When you have the opportunity to grow you can begin to extend your comfort zone, learn new things and share that learning. A great example happened today while working with Kinder designers using Scratch Jr. These Kinder designers have never experience coding before, but they jumped right in, were excited and willing to try on dress pants for a bit. Can you guess what they said at the end?……… “I don’t want to leave I want to keep trying this, it’s so much fun!” Seriously, teaching kinder students about coding shows that growth can be equated to curiosity and willingness to try a new challenge, to try on those new pair of pants.

To go back to the analogy of the pants, let’s talk about one example of students leaving their comfort zone. Students walk in to a room to begin some work on a problem and realize that this doesn’t look like a room they normally work in. Tables take the place of desks in rows, legos are placed out on the table and floor for students to use, and students aren’t sure what will happen next. Now the teacher poses a problem where students have 45 minutes to design using legos to find a solution. Those students’ comfort levels have now been pushed into a learning zone. They have to change the type of pants they now wear from sweats to dress pants. The solutions that students come up with to solve the problem weren’t known by the teacher ahead of time. The teacher has now had to change their pants from sweats to dress pants. Both have now had to move their zones of comfort all because of one type of activity.

…..growth can be equated to curiosity and willingness to try a new challenge, to try on those new pair of pants.

The only way that these comfort zones become expanded into learning zones are through collaboration and courage from both parties. The students needed to collaborate to solve the problem and courage to share their ideas. The teacher needed to collaborate with other teachers to come up with the activity and needed courage to go into the lesson not knowing what the outcome would be.

Many times we are afraid of what might happen if we don’t perform well on an evaluation or on a state mandated text, but through collaboration success will happen. We build up our courage to try new things and we begin to expand our comfort zones. We start to feel comfortable in those dress pants and begin to wear them more each day. There are so many ways that we can expand our comfort zones and building up our ability to try new things.

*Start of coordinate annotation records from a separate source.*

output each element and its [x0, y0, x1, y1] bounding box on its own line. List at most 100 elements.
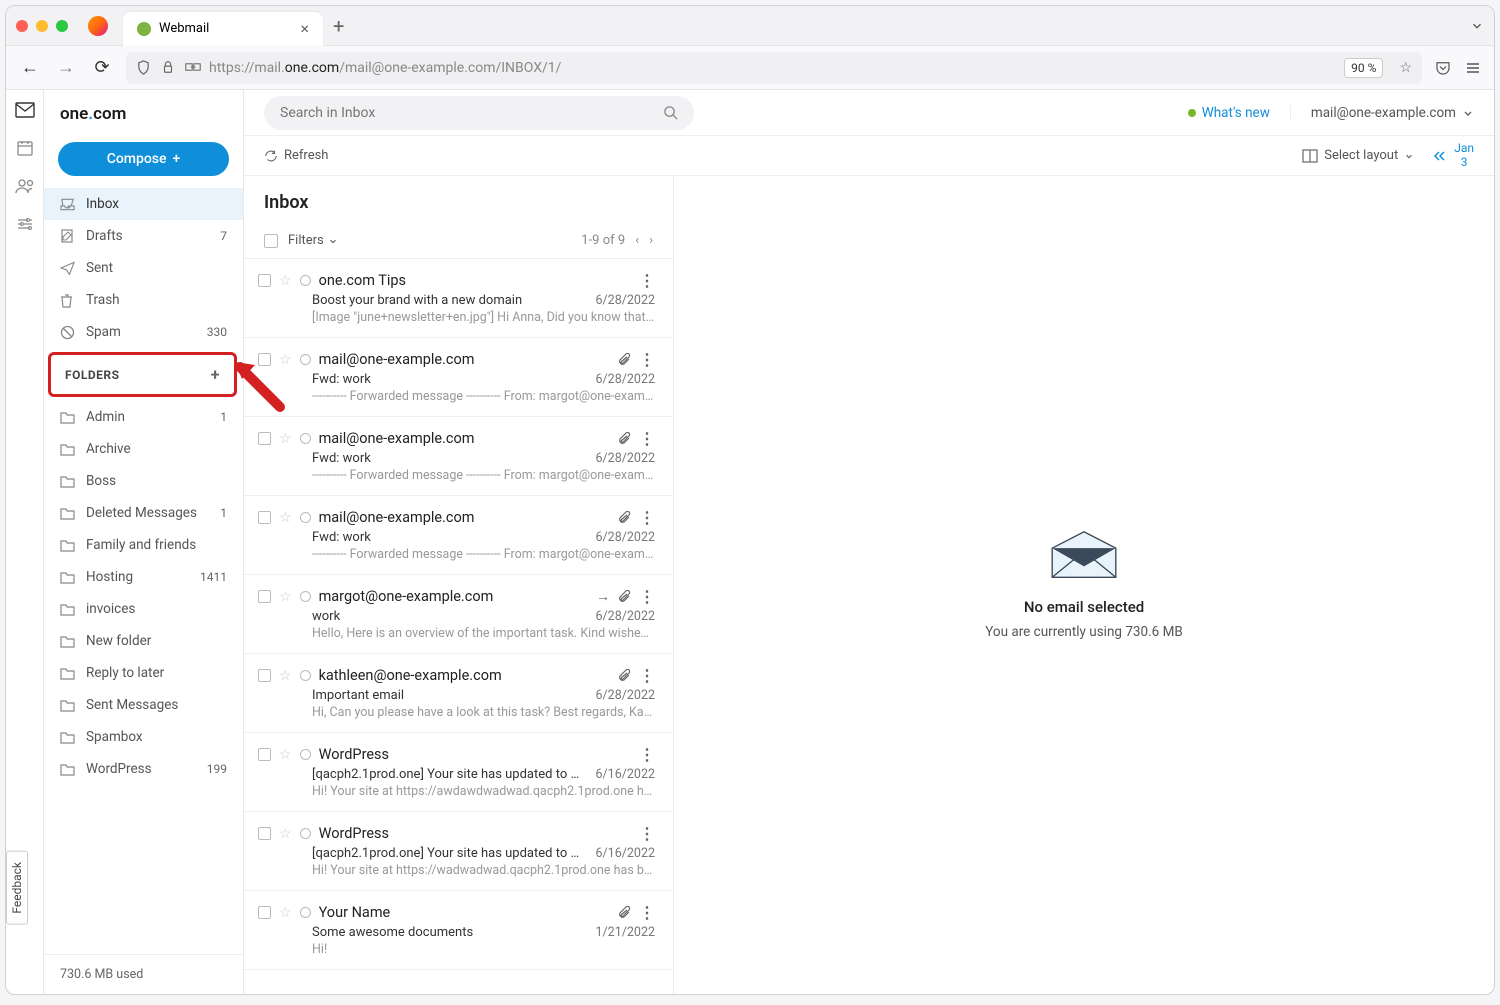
message-checkbox[interactable] [258, 590, 271, 603]
minimize-window-icon[interactable] [36, 20, 48, 32]
select-layout-button[interactable]: Select layout [1302, 148, 1414, 163]
whats-new-link[interactable]: What's new [1188, 105, 1270, 121]
message-checkbox[interactable] [258, 353, 271, 366]
sidebar-item-archive[interactable]: Archive [44, 433, 243, 465]
star-icon[interactable]: ☆ [279, 273, 292, 289]
menu-icon[interactable] [1464, 59, 1482, 77]
message-more-icon[interactable]: ⋮ [639, 666, 655, 685]
add-folder-icon[interactable]: + [211, 365, 220, 384]
sidebar-item-deleted-messages[interactable]: Deleted Messages1 [44, 497, 243, 529]
contacts-rail-icon[interactable] [15, 176, 35, 196]
message-more-icon[interactable]: ⋮ [639, 429, 655, 448]
message-item[interactable]: ☆ mail@one-example.com ⋮ Fwd: work6/28/2… [244, 338, 673, 417]
message-more-icon[interactable]: ⋮ [639, 350, 655, 369]
read-status-icon[interactable] [300, 275, 311, 286]
tabs-dropdown-icon[interactable] [1470, 19, 1484, 33]
message-more-icon[interactable]: ⋮ [639, 587, 655, 606]
star-icon[interactable]: ☆ [279, 352, 292, 368]
sidebar-item-hosting[interactable]: Hosting1411 [44, 561, 243, 593]
message-checkbox[interactable] [258, 827, 271, 840]
message-checkbox[interactable] [258, 906, 271, 919]
message-more-icon[interactable]: ⋮ [639, 508, 655, 527]
message-item[interactable]: ☆ mail@one-example.com ⋮ Fwd: work6/28/2… [244, 496, 673, 575]
search-input[interactable] [280, 105, 663, 121]
prev-page-button[interactable]: ‹ [635, 233, 639, 248]
feedback-tab[interactable]: Feedback [6, 851, 28, 925]
star-icon[interactable]: ☆ [279, 747, 292, 763]
message-item[interactable]: ☆ WordPress ⋮ [qacph2.1prod.one] Your si… [244, 733, 673, 812]
close-window-icon[interactable] [16, 20, 28, 32]
message-more-icon[interactable]: ⋮ [639, 903, 655, 922]
message-more-icon[interactable]: ⋮ [639, 824, 655, 843]
message-item[interactable]: ☆ mail@one-example.com ⋮ Fwd: work6/28/2… [244, 417, 673, 496]
star-icon[interactable]: ☆ [279, 905, 292, 921]
calendar-rail-icon[interactable] [15, 138, 35, 158]
star-icon[interactable]: ☆ [279, 589, 292, 605]
new-tab-button[interactable]: + [333, 14, 344, 38]
sidebar-item-admin[interactable]: Admin1 [44, 401, 243, 433]
message-item[interactable]: ☆ Your Name ⋮ Some awesome documents1/21… [244, 891, 673, 970]
message-checkbox[interactable] [258, 669, 271, 682]
sidebar-item-sent-messages[interactable]: Sent Messages [44, 689, 243, 721]
date-navigator[interactable]: Jan3 [1432, 142, 1474, 168]
refresh-button[interactable]: Refresh [264, 148, 328, 163]
mail-rail-icon[interactable] [15, 100, 35, 120]
read-status-icon[interactable] [300, 354, 311, 365]
maximize-window-icon[interactable] [56, 20, 68, 32]
star-icon[interactable]: ☆ [279, 431, 292, 447]
sidebar-item-reply-to-later[interactable]: Reply to later [44, 657, 243, 689]
forward-button[interactable]: → [54, 57, 78, 78]
sidebar-item-wordpress[interactable]: WordPress199 [44, 753, 243, 785]
sidebar-item-boss[interactable]: Boss [44, 465, 243, 497]
message-date: 6/28/2022 [596, 688, 656, 703]
read-status-icon[interactable] [300, 828, 311, 839]
back-button[interactable]: ← [18, 57, 42, 78]
url-bar[interactable]: https://mail.one.com/mail@one-example.co… [126, 52, 1422, 84]
message-more-icon[interactable]: ⋮ [639, 271, 655, 290]
search-box[interactable] [264, 96, 694, 130]
sidebar-item-family-and-friends[interactable]: Family and friends [44, 529, 243, 561]
message-more-icon[interactable]: ⋮ [639, 745, 655, 764]
filters-dropdown[interactable]: Filters [288, 233, 338, 248]
close-tab-icon[interactable]: × [300, 19, 309, 38]
read-status-icon[interactable] [300, 512, 311, 523]
sidebar: one.com Compose+ InboxDrafts7SentTrashSp… [44, 90, 244, 994]
message-date: 6/28/2022 [596, 609, 656, 624]
sidebar-item-spam[interactable]: Spam330 [44, 316, 243, 348]
message-checkbox[interactable] [258, 511, 271, 524]
pocket-icon[interactable] [1434, 59, 1452, 77]
zoom-badge[interactable]: 90 % [1344, 58, 1383, 78]
sidebar-item-invoices[interactable]: invoices [44, 593, 243, 625]
message-item[interactable]: ☆ margot@one-example.com → ⋮ work6/28/20… [244, 575, 673, 654]
browser-tab[interactable]: Webmail × [123, 12, 323, 46]
star-icon[interactable]: ☆ [279, 826, 292, 842]
folders-header[interactable]: FOLDERS+ [48, 352, 237, 397]
star-icon[interactable]: ☆ [279, 510, 292, 526]
sidebar-item-new-folder[interactable]: New folder [44, 625, 243, 657]
message-checkbox[interactable] [258, 432, 271, 445]
message-checkbox[interactable] [258, 274, 271, 287]
account-menu[interactable]: mail@one-example.com [1290, 105, 1474, 121]
sidebar-item-drafts[interactable]: Drafts7 [44, 220, 243, 252]
reload-button[interactable]: ⟳ [90, 57, 114, 78]
message-item[interactable]: ☆ kathleen@one-example.com ⋮ Important e… [244, 654, 673, 733]
sidebar-item-spambox[interactable]: Spambox [44, 721, 243, 753]
read-status-icon[interactable] [300, 907, 311, 918]
message-item[interactable]: ☆ WordPress ⋮ [qacph2.1prod.one] Your si… [244, 812, 673, 891]
compose-button[interactable]: Compose+ [58, 142, 229, 176]
message-item[interactable]: ☆ one.com Tips ⋮ Boost your brand with a… [244, 259, 673, 338]
read-status-icon[interactable] [300, 749, 311, 760]
sidebar-item-sent[interactable]: Sent [44, 252, 243, 284]
read-status-icon[interactable] [300, 670, 311, 681]
bookmark-star-icon[interactable]: ☆ [1399, 60, 1412, 76]
read-status-icon[interactable] [300, 433, 311, 444]
sidebar-item-trash[interactable]: Trash [44, 284, 243, 316]
select-all-checkbox[interactable] [264, 234, 278, 248]
message-checkbox[interactable] [258, 748, 271, 761]
search-icon[interactable] [663, 105, 678, 120]
settings-rail-icon[interactable] [15, 214, 35, 234]
sidebar-item-inbox[interactable]: Inbox [44, 188, 243, 220]
read-status-icon[interactable] [300, 591, 311, 602]
star-icon[interactable]: ☆ [279, 668, 292, 684]
next-page-button[interactable]: › [649, 233, 653, 248]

We don’t always have to wear dress pants, sometimes we need to wear those sweats, but the more we go outside our comfort zone the more we grow. Growth can be a scary thing since we don’t know what that growth path will take. You can really tie growth mindset into growing your comfort zone. Without that growth mindset we end up always wearing the same pants and when those pants become dirty and torn we become dirty and torn.

Do you want to be the person caught with dirty torn sweats and not sure where to go or can you start to collaborate with others and find the courage to try new things, take risks, and find a challenge that will help you to grow?